On Thursday, the Guardian reported that the UK government planned to impose the new £2 maximum stake in October 2019, angering anti-gambling campaigners who say the government has caved to the demands of the gambling industry, who want to keep their retail operations’ main money-makers humming for as long as possible.
In May, the government announced that FOBT max stakes would be slashed from their current £100 to just £2, although it remained cagey on when the change would take effect. In June, UK media reported that the stake cut would be delayed until April 2020, allegedly due to industry requests for sufficient time in which to make the necessary mechanical adjustments.
The media later reported that the public outcry that greeted this proposed delay had prompted the government to accelerate the implementation deadline to April 2019. And now this deadline has reportedly been pushed back another six months, at least, until the media reports something else.
This weekend, the Financial Times reported that Chancellor Philip Hammond planned to hike the Remote Gaming Duty (RGD) – a tax on online casino revenue, separate from online betting taxes – from 15% to somewhere between 20-25%, when he drops his new budget on Monday (29).
The FT report was largely credited for the ensuing slide in the share prices of most of the UK’s publicly traded online operators, many of which suffered double-digit declines this week from which they’ve yet to recover.

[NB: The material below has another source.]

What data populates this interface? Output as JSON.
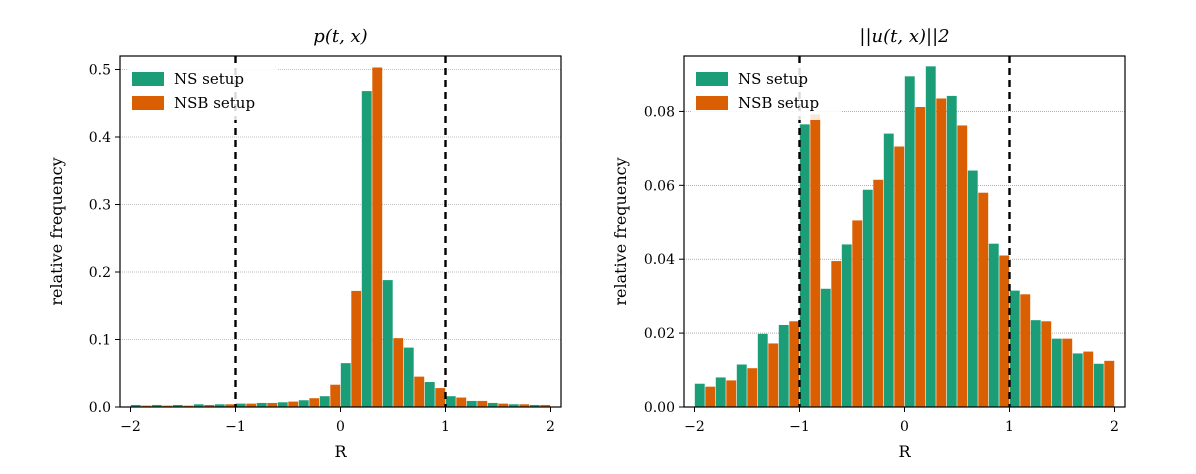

Yet there were no specifics offered in the report, only a claim that the industry was “braced” for an increase to the 20-25% range, which was already public knowledge back in June.
Honestly, it would probably be extremely interesting to track the volume of short-selling positions opened on UK gaming firms prior to all these breathless reports of gambling götterdämerung. (On that note, we overheard a guy in a pub last night who said he saw Rupert Murdoch on a grassy knoll in Dallas back in 1963, so it may be time to purge News Corp UK from your portfolio.)